Cinquième enseigne d’opticiens, basée à Beaune en Côte d’or, Atol fait désormais fabriquer les montures de ses gammes de lunettes Ameya et Latitude dans le Loir-et-Cher. Elle s’est adressée dans ce cadre à La Manufacture de Vendôme, lancée fin 2024. “ Elle produira pour notre compte annuellement plusieurs dizaines de milliers de montures de paires de lunettes, assure le PDG d’Atol, Eric Plat. Nous comptons ensuite monter en puissance pour maintenir des prix acceptables par le consommateur ”. Le volume est ainsi une donnée essentielle pour le développement du Made in France au même titre que l’intégration d’un bureau de design et de sous-traitants très qualifiés.
La Manufacture de Vendôme créée par le groupe lunetier haut de gamme Icare atteste de la volonté de certains grands acteurs de la lunetterie de désormais relocaliser leur production. Le groupe ADCL, concepteur et distributeurs de lunettes notamment pour les marques de prêt à porter de luxe Sandro, Maje et Christian Lacroix, en fait partie. Une démarche vertueuse pourtant semée d’embûches. En cause, notamment le 100 % santé adopté en 2020 en matière d’optique. Assurant le remboursement total des lunettes, il a fortement boosté les montures et les verres fabriqués moins chers, en Asie notamment.
Hausse de la commande publique et du patriotisme des grands groupes
Plusieurs phénomènes structurels handicapent l’essor du Made in France depuis mi-2024, pas seulement dans l’univers de la lunetterie. Et l’Etat en est largement responsable, selon Olivier LLuansi, professeur au Conservatoire National des Arts et Métiers (CNAM). “ Si l’augmentation du prix de l’énergie depuis deux ans a pénalisé la compétitivité des entreprises françaises, le plan France 2030 reste trop focalisé sur le développement de l’innovation de rupture, type batteries électriques ou informatique quantique, constate cet expert. Ce fléchage s’effectue au détriment de la restauration du socle industriel, la raison d’être de son prédécesseur, France relance ”.

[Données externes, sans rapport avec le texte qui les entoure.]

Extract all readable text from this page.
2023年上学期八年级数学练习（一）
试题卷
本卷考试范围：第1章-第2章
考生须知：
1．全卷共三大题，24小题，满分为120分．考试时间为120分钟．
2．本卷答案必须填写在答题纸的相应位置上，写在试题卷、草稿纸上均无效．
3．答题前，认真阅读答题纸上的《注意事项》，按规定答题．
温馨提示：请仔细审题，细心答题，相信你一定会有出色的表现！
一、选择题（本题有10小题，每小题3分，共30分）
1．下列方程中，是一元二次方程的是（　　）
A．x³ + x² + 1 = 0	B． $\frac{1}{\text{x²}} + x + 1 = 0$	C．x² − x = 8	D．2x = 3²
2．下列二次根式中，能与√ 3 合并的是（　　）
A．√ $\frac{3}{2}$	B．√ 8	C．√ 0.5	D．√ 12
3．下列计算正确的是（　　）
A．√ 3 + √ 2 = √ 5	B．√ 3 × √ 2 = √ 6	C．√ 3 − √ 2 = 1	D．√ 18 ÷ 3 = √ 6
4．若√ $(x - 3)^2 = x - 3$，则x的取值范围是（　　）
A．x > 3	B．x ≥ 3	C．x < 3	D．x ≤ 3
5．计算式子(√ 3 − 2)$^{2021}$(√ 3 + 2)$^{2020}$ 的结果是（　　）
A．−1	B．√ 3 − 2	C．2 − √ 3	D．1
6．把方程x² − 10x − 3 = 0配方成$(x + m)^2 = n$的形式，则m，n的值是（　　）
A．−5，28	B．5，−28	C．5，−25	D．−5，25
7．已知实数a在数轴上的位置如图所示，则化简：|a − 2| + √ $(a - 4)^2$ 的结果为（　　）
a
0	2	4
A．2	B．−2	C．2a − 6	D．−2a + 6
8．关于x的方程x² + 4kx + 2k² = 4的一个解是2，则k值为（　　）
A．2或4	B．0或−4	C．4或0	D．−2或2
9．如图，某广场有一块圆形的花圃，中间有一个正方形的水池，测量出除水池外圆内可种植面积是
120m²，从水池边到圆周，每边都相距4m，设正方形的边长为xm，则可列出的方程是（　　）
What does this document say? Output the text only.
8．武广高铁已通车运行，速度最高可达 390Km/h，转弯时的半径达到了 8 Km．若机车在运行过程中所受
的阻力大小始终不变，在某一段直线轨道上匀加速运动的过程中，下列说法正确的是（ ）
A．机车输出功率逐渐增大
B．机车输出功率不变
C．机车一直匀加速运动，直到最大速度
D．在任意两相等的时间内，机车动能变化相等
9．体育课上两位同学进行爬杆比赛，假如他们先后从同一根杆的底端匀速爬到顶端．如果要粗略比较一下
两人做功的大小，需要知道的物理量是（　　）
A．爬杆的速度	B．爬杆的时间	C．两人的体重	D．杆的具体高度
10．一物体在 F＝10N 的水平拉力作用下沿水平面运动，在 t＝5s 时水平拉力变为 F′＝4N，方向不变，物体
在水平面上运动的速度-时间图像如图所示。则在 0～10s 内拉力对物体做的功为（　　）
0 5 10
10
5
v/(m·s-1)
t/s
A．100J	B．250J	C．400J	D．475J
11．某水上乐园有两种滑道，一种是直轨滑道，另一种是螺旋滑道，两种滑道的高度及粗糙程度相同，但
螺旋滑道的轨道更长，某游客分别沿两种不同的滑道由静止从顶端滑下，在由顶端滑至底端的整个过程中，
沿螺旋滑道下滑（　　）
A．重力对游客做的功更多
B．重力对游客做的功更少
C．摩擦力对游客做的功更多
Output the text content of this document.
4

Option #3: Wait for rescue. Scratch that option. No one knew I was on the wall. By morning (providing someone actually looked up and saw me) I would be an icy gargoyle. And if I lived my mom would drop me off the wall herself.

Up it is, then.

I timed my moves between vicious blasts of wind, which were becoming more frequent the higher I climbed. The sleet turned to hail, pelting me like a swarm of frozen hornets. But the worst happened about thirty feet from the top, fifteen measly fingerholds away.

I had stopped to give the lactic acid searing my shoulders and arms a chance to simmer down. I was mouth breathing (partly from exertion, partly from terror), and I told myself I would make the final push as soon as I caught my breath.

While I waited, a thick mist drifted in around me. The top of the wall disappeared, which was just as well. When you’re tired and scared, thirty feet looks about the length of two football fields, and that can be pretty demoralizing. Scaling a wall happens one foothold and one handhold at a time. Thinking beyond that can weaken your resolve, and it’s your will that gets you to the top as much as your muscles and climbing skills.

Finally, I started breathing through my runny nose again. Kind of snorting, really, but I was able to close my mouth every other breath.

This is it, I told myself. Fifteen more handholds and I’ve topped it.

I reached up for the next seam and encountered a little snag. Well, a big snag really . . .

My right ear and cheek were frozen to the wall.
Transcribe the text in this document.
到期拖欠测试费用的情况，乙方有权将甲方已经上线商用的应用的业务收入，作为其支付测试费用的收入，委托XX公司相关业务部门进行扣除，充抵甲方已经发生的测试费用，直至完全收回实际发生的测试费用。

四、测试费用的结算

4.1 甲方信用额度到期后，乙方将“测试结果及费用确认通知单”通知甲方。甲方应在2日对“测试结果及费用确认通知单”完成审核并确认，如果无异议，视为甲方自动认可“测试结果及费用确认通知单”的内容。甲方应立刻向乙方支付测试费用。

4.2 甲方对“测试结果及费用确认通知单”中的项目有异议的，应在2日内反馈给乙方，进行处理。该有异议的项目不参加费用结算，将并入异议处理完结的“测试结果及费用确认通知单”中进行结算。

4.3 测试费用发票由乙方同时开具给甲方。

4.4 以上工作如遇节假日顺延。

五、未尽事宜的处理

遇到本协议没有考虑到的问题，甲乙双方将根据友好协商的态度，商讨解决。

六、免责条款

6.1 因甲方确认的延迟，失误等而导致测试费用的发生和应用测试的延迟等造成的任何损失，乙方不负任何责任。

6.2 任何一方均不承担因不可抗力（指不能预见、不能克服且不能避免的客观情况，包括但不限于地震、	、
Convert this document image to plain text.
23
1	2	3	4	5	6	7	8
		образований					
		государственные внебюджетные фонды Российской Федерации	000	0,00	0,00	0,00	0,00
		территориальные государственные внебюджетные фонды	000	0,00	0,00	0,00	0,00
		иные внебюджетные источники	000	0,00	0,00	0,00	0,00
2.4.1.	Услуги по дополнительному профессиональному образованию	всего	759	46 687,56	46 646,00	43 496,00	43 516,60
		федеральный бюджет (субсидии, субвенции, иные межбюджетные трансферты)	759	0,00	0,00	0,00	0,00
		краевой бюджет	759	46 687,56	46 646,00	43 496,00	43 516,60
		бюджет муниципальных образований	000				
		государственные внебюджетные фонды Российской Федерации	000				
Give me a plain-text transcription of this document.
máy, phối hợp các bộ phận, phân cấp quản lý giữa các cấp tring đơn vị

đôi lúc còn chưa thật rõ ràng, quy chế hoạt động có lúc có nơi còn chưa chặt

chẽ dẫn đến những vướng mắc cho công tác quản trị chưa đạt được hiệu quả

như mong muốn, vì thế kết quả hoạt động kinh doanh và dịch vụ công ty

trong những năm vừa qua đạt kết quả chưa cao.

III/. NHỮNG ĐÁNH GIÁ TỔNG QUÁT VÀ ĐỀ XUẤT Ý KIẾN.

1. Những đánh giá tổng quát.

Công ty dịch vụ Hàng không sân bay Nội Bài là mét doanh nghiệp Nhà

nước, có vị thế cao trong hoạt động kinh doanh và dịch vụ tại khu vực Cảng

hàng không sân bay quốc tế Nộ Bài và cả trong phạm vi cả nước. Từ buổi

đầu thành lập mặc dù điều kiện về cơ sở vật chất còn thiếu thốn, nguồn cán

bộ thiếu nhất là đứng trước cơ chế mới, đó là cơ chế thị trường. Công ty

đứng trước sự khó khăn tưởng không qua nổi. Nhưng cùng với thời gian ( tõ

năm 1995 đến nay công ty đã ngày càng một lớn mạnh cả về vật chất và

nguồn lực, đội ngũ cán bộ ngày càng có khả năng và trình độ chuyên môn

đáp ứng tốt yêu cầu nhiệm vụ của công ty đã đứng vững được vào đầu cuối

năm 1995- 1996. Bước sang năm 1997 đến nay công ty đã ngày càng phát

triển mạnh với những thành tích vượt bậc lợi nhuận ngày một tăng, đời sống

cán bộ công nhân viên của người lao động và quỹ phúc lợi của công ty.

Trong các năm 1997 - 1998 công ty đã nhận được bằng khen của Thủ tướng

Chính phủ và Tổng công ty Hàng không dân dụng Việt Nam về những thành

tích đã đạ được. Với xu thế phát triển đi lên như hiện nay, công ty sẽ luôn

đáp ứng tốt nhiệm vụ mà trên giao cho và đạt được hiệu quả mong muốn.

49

Malgré les efforts entrepris, la part de nos montures et verres fabriqués en France, qui étaient encore de 65 % en 2024, est redescendue à 60 % cette année.
Eric Plat
Pour faire repartir le Made in France (MIF) à son niveau de 2021-2023, l’industrie hexagonale doit compter, selon Olivier Lluansi, d’une part sur la priorité de la commande publique en faveur des entreprises nationales, à l’instar de l’Allemagne et de l’Italie. Cela générerait environ 15 milliards d’euros dans les caisses du secteur. D’autre part, la volonté des grands groupes de recréer des écosystèmes locaux grâce à une politique d’achats auprès de sous-traitants en France est la seconde condition du redémarrage. L’on considère que seulement 5 % de commandes des grands donneurs d’ordres privés auprès de fournisseurs exclusivement français apporteraient jusqu’à 20 milliards d’euros supplémentaires à l’écosystème du MIF.